NSA : « Yes we scan »

NSA : « Yes we scan »

On le savait depuis Echelon. Le lanceur d'alertes Snowden l'a confirmé avec des révélations qui ne font que commencer (plus de 95% des documents restent a étudier). Bref, la NSA collecte massivement des informations à des fins politiques, économiques et de sureté nationale. Comment pratique t-elle concrètement ? Explications et questions avec deux analystes. 

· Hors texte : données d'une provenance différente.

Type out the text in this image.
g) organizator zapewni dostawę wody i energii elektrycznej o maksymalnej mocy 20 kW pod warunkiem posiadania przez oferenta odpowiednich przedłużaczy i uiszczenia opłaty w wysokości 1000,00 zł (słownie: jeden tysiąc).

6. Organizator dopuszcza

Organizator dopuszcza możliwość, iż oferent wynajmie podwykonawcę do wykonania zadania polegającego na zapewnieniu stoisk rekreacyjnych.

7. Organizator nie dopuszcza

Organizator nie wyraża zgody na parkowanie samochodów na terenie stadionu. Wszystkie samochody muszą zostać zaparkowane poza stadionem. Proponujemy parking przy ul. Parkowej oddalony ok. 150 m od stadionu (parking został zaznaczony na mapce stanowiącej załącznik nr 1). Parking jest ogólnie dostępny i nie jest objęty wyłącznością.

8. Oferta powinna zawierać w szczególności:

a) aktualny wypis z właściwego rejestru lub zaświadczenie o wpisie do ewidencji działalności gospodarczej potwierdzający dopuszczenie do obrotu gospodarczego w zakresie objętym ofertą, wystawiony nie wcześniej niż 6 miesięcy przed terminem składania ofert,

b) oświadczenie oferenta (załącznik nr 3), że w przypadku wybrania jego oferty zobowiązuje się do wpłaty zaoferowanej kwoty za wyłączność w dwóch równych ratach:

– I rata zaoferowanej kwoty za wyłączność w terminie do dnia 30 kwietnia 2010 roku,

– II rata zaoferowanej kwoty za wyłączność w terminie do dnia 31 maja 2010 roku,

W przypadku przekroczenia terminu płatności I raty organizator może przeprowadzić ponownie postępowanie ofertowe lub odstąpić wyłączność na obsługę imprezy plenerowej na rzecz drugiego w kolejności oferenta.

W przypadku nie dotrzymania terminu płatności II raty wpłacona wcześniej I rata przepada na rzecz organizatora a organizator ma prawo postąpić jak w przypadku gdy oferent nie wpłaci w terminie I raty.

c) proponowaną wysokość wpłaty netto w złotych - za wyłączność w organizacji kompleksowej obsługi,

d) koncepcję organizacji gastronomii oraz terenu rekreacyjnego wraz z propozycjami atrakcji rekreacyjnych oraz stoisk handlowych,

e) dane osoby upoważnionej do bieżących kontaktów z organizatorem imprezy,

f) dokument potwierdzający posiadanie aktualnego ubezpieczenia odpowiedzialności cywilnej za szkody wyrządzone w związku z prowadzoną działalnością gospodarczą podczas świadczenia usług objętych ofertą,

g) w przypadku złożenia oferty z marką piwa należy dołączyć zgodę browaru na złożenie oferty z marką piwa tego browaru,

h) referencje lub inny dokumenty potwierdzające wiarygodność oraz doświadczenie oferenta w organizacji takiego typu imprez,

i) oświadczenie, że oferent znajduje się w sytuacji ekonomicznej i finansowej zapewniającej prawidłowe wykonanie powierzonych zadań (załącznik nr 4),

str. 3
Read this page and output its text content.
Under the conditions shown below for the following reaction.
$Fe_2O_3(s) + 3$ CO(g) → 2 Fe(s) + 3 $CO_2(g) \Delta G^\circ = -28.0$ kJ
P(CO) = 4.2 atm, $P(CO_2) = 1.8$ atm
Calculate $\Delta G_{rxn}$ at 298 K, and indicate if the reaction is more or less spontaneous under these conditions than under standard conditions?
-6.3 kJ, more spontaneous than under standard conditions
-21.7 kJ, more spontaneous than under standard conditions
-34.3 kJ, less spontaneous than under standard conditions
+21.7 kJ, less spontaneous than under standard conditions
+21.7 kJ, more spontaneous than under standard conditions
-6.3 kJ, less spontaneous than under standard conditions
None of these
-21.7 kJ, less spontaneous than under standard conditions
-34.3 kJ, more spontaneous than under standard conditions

A l'occasion de la conférence tenue hier (2 juillet 2014)  « Snowden et la NSA un an plus tard », le cabinet LEXSI, spécialisé en cybersécurité a livré par la voix de deux experts des informations révélatrices de l'influence croissante de l'agence américaine. Thibault Gadiolet et Vincent Hinderer ont expliqué concrètement comment la NSA « travaillait » en fonction de différents environnements : usine de fabrication d'équipements de sécurité, transport et livraison de ces équipements, utilisateurs (privé ou professionnel), opérateurs Internet (ISP), infrastructure Internet (satellite, câble sous-marins..) logiciels et applications. 

 

Activité de la NSA et usine de fabrication :

Des backdoors sont installés directement dans les équipements jugés « stratégiques » routeurs, firewalls, serveurs de clés.... Des firmes telles que Cisco (lire article : http://www.cyberisques.com/fr/mots-cles-34-buisness-risk/283-cisco-s-inquiete-des-pratiques-de-la-nsa ) Actel, Huawei, Barracuda... en ont fait les frais. A noter que l'implantation de ces codes malicieux (malwares, chevaux de Troie) peut se faire au niveau BIOS (sous couche des systèmes d'exploitation des machines) ou directement sur les logiciels.

Questions : Combien d'équipement sont touchés par ces backdoors NSA ? Quelles entreprises en font les frais ? Les équipements concernant les systèmes industriels SCADA sont ils impliqués également ?(lire :http://www.cyberisques.com/fr/component/content/article/92-categorie-2/sous-categorie-2-3/301-scada-nouvel-enjeu-pour-les-acteurs-de-la-cyber-securite )

 

Activité de la NSA et transport :

Là encore l'agence américaine s’intéresserait selon les deux experts de LEXSI à des opérations d'interceptions (avec des équipes en charge du piratage nommées TAO) via des services de transport et livraison souvent d'origine US : UPS, FEDEX, TNT, DHL... Il est intéressant de noter que ces interceptions sur ces équipements sont réalisées en connaissant les destinataires puisque les équipements se trouvent en phase de livraison. Il s'agit d'opérations "ciblées".  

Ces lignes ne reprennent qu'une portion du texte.